Before a reader commits to all of the content on a webpage, they’re going to skim through. Using subheadings makes it easier to digest information in a short amount of time. Include keywords in subheadings to help visitors evaluate how relevant your content is to them.

Image Titles & Alt Text

Don’t downplay the importance of optimizing images with keywords. Images are one way that people find your content. When saving images for your blog posts, use your keywords in the title. The second image-related place to use your keyword is in alt text. Alt text describes your image and is used to help make your content accessible for people with disabilities. Yes, your alt text should use your keyword, but it should be descriptive enough in case your image can’t be viewed.

Body Content

Keyword density is the number of times your keyword appears in the content and is often represented by a percentage. There is no target number for this. Instead, create your content with both your reader and keyword in mind. Afterward, revisit your content and see if you can naturally add your keyword without keyword stuffing. For a place to start, aim to include your keyword every 100-200 words.

4. Create new, quality content.

Ranking in search engines is all about competition. You might ask, “how do I rank higher,” but your real question is “how do I rank higher than others?” Appealing to your target audience and optimizing your post based on your keywords need to be done in conjunction with creating quality content to beat out your competition.

Hundreds, if not thousands, of ideas, are recycled on the internet today. The problem isn’t necessarily the idea but the execution. Writing content on “how to use a blog” isn’t a problem, but shaping it to look like every competing blog post is. Search engines prioritize fresh, quality content. Generate a few blog ideas and write something new. If the subject is not new, bring new ideas and perspectives to boost its quality.

5. Boost your content quality and credibility with links.

The proper use of links can boost your content in SERPs and your credibility as a resource. When creating content, pay attention to interlinks and backlinks.

Interlinks

When you create content, think of it as drawing a map. You direct your readers to where they should go next. Direct them with interlinks. Interlinking is when you link to other relevant articles on your site. The most significant benefit of this is keeping visitors on your website longer. It also boosts your content quality by providing readers with extra resources to round out their knowledge.

When setting up interlinks, pay attention to your anchor link text. It appears as clickable text highlighted as a link. Using identical text for a particular inbound link on your site could negatively affect your SEO. Vary your use of words and phrases when interlinking to the same webpage.

Backlinks

Backlinks boost credibility. A backlink is a link from one website to another, and the more backlinks you have, the more credible your website seems — to others and search engines. If your content links to another website, that company has a backlink from you. If another website links to your content, you have a backlink from them.

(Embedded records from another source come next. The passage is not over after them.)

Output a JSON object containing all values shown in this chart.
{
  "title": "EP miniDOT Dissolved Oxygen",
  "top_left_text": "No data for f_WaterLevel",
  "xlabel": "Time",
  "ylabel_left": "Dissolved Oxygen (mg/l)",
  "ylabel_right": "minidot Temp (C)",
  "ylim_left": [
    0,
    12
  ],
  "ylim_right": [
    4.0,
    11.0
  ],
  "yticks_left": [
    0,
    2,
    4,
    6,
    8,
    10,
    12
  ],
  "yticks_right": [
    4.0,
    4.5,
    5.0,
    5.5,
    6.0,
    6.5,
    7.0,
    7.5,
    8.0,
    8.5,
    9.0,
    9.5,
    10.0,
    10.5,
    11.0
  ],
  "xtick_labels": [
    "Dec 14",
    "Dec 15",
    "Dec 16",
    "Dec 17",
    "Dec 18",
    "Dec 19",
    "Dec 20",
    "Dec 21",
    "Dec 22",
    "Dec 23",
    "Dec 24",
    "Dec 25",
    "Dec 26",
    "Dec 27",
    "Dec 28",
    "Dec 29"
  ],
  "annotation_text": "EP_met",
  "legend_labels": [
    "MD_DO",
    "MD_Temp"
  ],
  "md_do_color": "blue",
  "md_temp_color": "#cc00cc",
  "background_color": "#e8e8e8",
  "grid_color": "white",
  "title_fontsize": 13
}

How do you prime your website for backlinks? Create linkable content. There will always be a need to link to quality content, and this can be a blog post, infographic, video, survey, or more.

6. Publish regularly.

Finally, publish your post. Depending on how frequently Google and other search engines scan your site, it could take a few days or longer for your pages to be indexed and appear in a Google search. A simple tip to get your pages into search engines faster is to publish more often. When Google notices that a site is getting updated daily, it will scan the site more regularly.

Ready to grow?

Blogs don’t experience organic growth overnight. One blog post isn’t going to make you a leader in your industry, but consistency will. The repeated application of the best practices listed above will strengthen your relationship with your target audience, boost your credibility as an online resource, and improve your site’s SEO — factors that will lead to increasing your blog’s organic traffic.